17.9. Message Replication

17.9.1. HornetQ Message Replication

HornetQ supports the ability to continue functioning after failure of one or more of the servers. Part of this is achieved through failover support where client connections migrate from the live server to a backup server in the event of the live server failing. To keep the backup server current, messages are replicated from the live server to the backup server continuously through two strategies: shared store and replication. This section covers the replication strategy.

Warning

Only persistent messages are replicated. Any non-persistent messages do not survive failover.
Message replication between a live and a backup server is achieved via network traffic as the live and backup servers do not share the same data stores. All the journals are replicated between the two servers as long as the two servers are within the same cluster and have the same cluster username and password.

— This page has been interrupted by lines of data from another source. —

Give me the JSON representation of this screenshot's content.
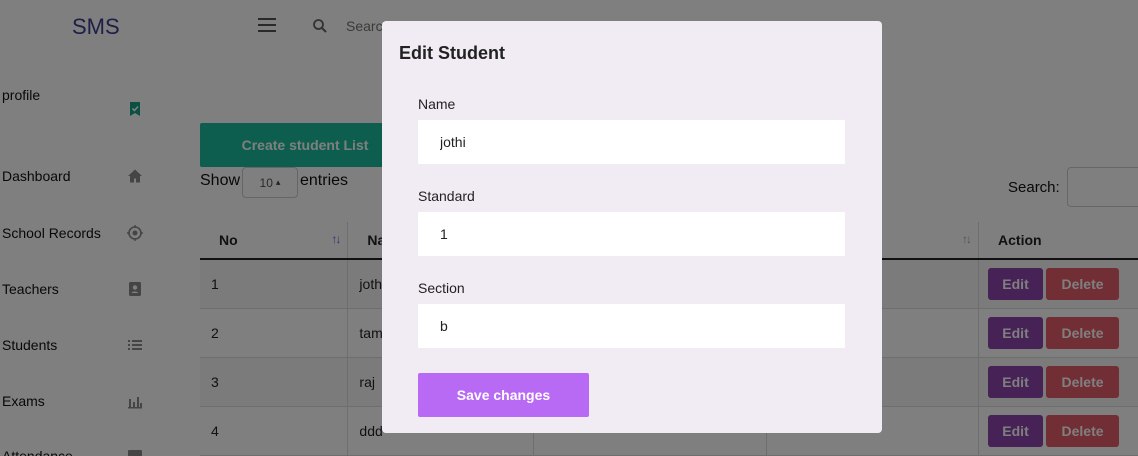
{
  "app": {
    "brand": "SMS"
  },
  "sidebar": {
    "items": [
      {
        "label": "profile",
        "icon": "bookmark-icon"
      },
      {
        "label": "Dashboard",
        "icon": "home-icon"
      },
      {
        "label": "School Records",
        "icon": "target-icon"
      },
      {
        "label": "Teachers",
        "icon": "contact-card-icon"
      },
      {
        "label": "Students",
        "icon": "list-icon"
      },
      {
        "label": "Exams",
        "icon": "bar-chart-icon"
      },
      {
        "label": "Attendance",
        "icon": "calendar-icon"
      }
    ]
  },
  "topbar": {
    "search_placeholder": "Search..."
  },
  "main": {
    "create_button": "Create student List",
    "show_label": "Show",
    "entries_value": "10",
    "entries_label": "entries",
    "search_label": "Search:",
    "table": {
      "headers": {
        "no": "No",
        "name": "Name",
        "action": "Action"
      },
      "rows": [
        {
          "no": "1",
          "name": "jothi"
        },
        {
          "no": "2",
          "name": "tamil"
        },
        {
          "no": "3",
          "name": "raj"
        },
        {
          "no": "4",
          "name": "ddd"
        }
      ],
      "edit_label": "Edit",
      "delete_label": "Delete"
    }
  },
  "modal": {
    "title": "Edit Student",
    "fields": [
      {
        "label": "Name",
        "value": "jothi"
      },
      {
        "label": "Standard",
        "value": "1"
      },
      {
        "label": "Section",
        "value": "b"
      }
    ],
    "save_label": "Save changes"
  },
  "colors": {
    "accent_teal": "#1abc9c",
    "edit_purple": "#8e44ad",
    "delete_red": "#e35d6a",
    "save_violet": "#b96af5",
    "modal_bg": "#f1ecf3"
  }
}
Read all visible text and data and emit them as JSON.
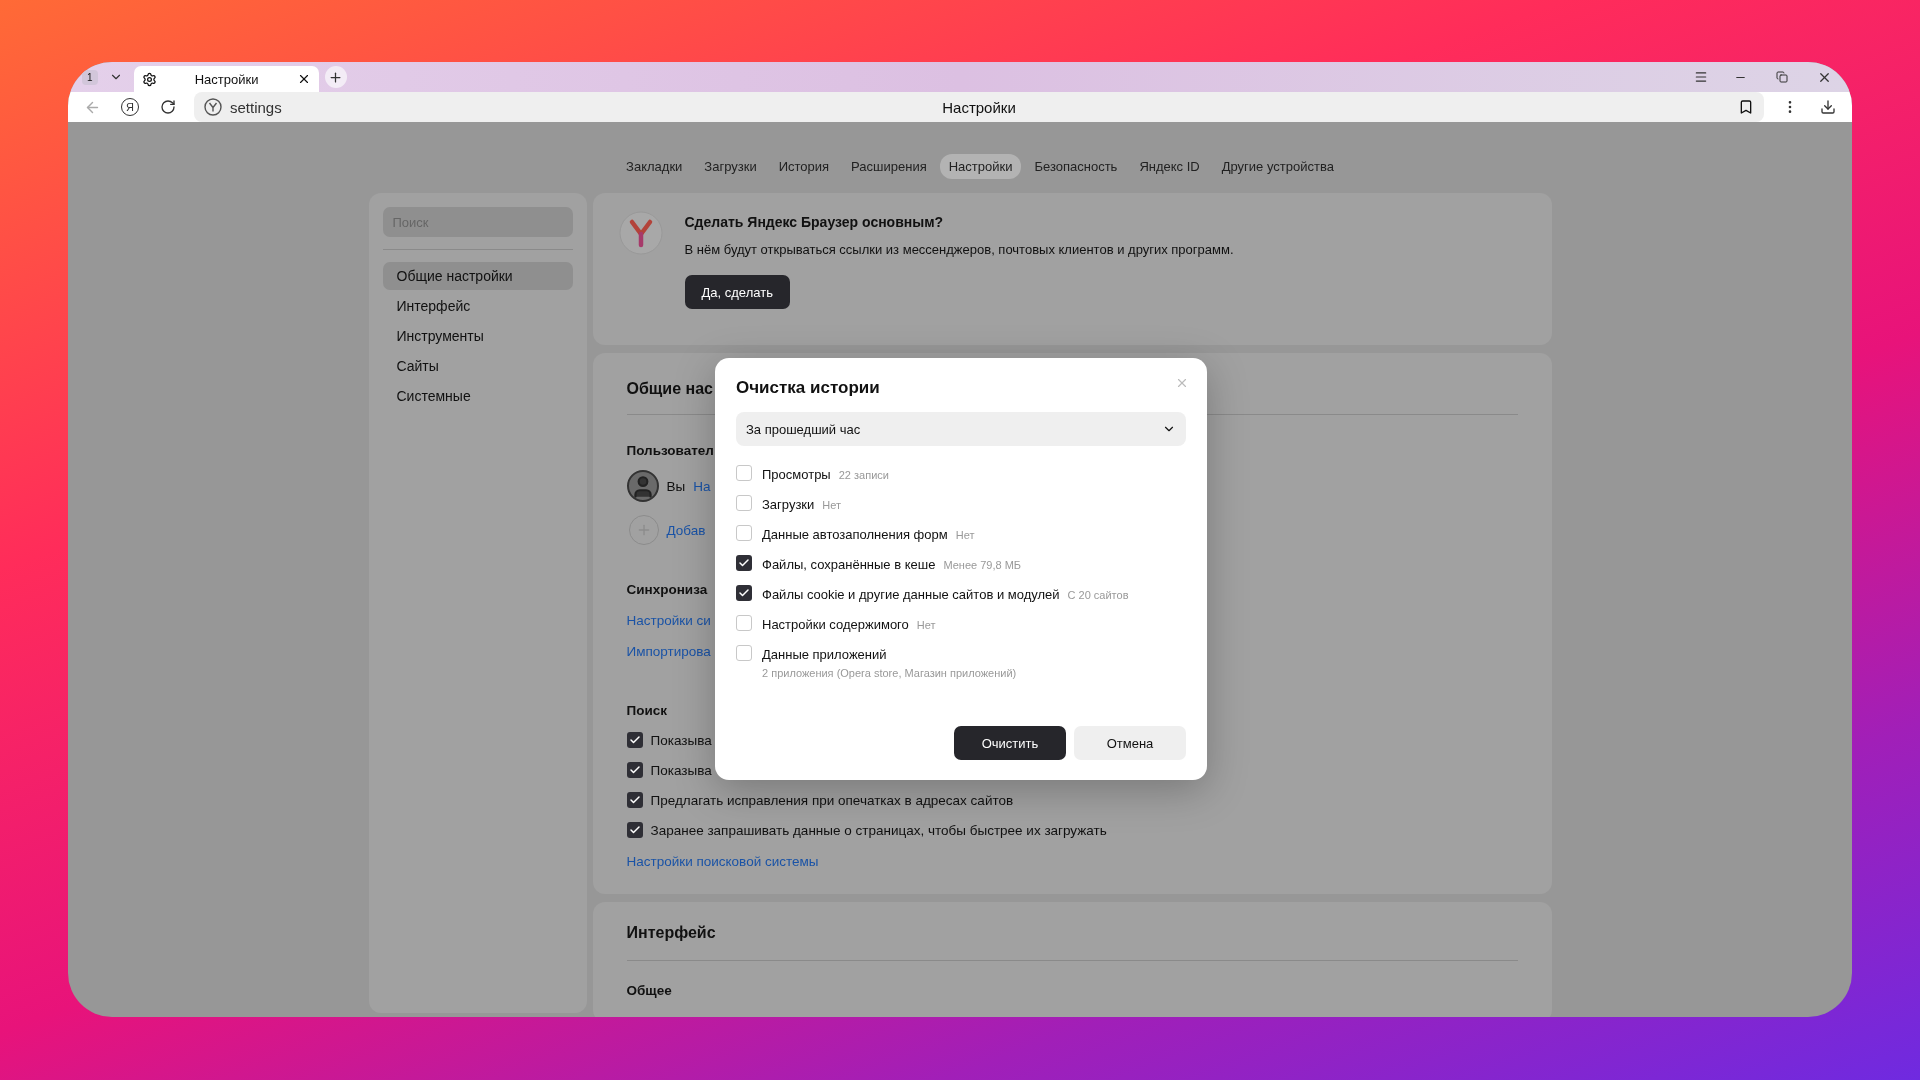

All (persistent) data traffic received by the live server gets replicated to the backup server.
When the backup server comes online, it looks for, and connects to a live server to attempt synchronization. While it is synchronizing, it is unavailable as a backup server. Synchronization can take a long time depending on the amount of data to be synchronized and the network speed.
How a backup server looks for a live server to replicate data from depends on whether the backup-group-name parameter has been defined in the hornetq-configuration.xml file. A backup server will only connect to a live server that shares the same group name. In the absence of this parameter, a backup server will try and connect to any live server.
In the event of a live server failing, the correctly configured and synchronized backup server will take over its duties. The backup server will establish if the live server has failed if it is unable to connect to it but is still able to connect to more than half of the other servers within its cluster. If more than half of the other servers in the cluster also fail to respond it would indicate a general network failure and the backup server will wait to retry the connection to the live server.